The first step towards a deeper connection with God is to acknowledge that something fundamental, something essential, is missing from our religious lives. In other words, the first step is to yearn for something deeper; to feel a profound emptiness in our lives, an emptiness that can only be filled by a personal relationship with our Creator. This, fundamentally, is the theme of the month of Elul.
The English poet and painter William Blake once wrote: “I wander through each chartered street, Near where the chartered Thames does flow, And mark in every face I meet, Marks of weariness, marks of woe.
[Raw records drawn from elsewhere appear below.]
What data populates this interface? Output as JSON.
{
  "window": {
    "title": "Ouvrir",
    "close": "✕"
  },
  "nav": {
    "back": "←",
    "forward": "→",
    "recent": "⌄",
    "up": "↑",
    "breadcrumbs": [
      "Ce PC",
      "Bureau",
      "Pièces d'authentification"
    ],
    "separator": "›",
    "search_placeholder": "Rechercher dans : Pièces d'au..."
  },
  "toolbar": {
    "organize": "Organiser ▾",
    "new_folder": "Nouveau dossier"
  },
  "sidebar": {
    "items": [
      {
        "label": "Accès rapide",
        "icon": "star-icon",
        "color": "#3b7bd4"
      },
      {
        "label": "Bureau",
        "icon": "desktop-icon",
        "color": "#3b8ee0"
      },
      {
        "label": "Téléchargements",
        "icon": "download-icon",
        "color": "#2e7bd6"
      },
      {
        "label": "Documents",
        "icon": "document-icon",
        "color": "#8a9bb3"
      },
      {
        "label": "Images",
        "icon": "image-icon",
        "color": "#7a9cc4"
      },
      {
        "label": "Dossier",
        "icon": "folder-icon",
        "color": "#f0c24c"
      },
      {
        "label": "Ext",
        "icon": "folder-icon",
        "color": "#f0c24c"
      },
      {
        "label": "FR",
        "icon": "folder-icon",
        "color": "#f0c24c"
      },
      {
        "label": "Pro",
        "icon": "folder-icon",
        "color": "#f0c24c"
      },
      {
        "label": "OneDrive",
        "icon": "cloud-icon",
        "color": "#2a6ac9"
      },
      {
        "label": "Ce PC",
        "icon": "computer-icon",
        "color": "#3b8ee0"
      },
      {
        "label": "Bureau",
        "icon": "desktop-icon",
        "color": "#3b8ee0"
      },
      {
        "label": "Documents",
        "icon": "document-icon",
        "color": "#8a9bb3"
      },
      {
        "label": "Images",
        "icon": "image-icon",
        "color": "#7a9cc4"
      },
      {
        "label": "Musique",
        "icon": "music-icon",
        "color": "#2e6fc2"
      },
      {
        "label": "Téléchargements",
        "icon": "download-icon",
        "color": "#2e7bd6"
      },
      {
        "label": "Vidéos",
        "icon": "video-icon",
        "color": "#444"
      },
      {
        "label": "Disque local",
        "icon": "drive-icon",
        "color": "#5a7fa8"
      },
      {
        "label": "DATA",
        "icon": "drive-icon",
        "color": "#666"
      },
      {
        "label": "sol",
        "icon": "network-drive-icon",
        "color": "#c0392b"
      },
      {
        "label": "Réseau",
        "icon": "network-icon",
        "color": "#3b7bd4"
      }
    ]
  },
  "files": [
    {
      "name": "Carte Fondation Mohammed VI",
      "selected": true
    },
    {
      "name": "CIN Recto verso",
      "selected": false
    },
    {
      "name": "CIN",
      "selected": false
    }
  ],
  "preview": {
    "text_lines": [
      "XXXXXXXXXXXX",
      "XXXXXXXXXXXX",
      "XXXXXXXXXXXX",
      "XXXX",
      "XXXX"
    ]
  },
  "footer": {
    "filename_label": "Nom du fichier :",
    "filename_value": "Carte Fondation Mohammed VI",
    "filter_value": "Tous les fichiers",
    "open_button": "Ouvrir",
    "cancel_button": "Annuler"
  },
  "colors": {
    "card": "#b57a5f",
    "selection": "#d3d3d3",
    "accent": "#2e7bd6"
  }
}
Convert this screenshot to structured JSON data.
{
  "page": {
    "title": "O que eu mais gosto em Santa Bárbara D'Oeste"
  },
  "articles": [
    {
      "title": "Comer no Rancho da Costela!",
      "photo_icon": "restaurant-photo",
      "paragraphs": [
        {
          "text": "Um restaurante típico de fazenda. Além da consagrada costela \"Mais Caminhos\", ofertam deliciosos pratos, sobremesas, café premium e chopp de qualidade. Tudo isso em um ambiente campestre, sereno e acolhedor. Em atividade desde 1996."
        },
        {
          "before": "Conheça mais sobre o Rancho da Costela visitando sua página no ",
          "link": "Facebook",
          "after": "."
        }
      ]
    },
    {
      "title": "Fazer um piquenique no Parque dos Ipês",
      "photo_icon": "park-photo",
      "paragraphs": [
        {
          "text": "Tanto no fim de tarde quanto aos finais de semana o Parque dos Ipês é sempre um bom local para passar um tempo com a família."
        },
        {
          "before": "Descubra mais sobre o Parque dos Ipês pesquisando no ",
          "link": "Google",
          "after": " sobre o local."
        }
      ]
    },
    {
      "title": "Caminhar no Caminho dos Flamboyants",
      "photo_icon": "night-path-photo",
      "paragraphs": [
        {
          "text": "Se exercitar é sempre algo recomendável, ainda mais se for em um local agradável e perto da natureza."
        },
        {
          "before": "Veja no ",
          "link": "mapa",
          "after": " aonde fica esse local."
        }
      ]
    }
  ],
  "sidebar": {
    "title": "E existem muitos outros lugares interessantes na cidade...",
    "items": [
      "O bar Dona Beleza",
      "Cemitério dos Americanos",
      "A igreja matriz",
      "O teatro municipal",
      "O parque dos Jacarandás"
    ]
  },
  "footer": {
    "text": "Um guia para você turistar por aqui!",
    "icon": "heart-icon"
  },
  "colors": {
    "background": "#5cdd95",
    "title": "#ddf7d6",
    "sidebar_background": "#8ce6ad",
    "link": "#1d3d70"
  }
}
In every cry of every Man, In every Infant’s cry of fear, In every voice, in every ban, The mind-forged manacles I hear.”
In every face he meets, Blake finds “marks of weakness, marks of woe.” Every community has its share of woes – political, financial and more. No one has ever lacked difficulties and challenges. But worst of all are the “mind-forged manacles,” the mental prisons of our own creation – the tragic ways in which we limit our religious experience to the technical and superficial.
Rabbi Abraham Isaac HaCohen Kook, the first Ashkenazi Chief Rabbi of Israel, wrote that the people who live during the final generations before the Messiah arrives will no longer be satisfied with the details of religion. They will demand to see the forest, the panoramic view.
We are in a generation where people are searching. Young people are not rejecting God, but rather seeking a form of faith that is deeper than what they grew up with. They yearn for a profound connection with the Divine, a glimpse of those “spires and towers” that C.S. Lewis so poignantly described. The month of Elul is a reminder that the essence of faith lies not in the minutiae of religious practice, though they are important, but in cultivating a personal, transformative relationship with the Creator.
Let us break free from our “mind-forged manacles” and embrace the opportunity to deepen our faith, to see beyond the “mean shops” of routine observance and discover the awe-inspiring vistas of genuine spiritual connection. And as more and more people search for the forest beyond the trees, for the panoramic view of faith rather than just its details, we may dare to hope that we are witnessing the dawn of the Messianic age.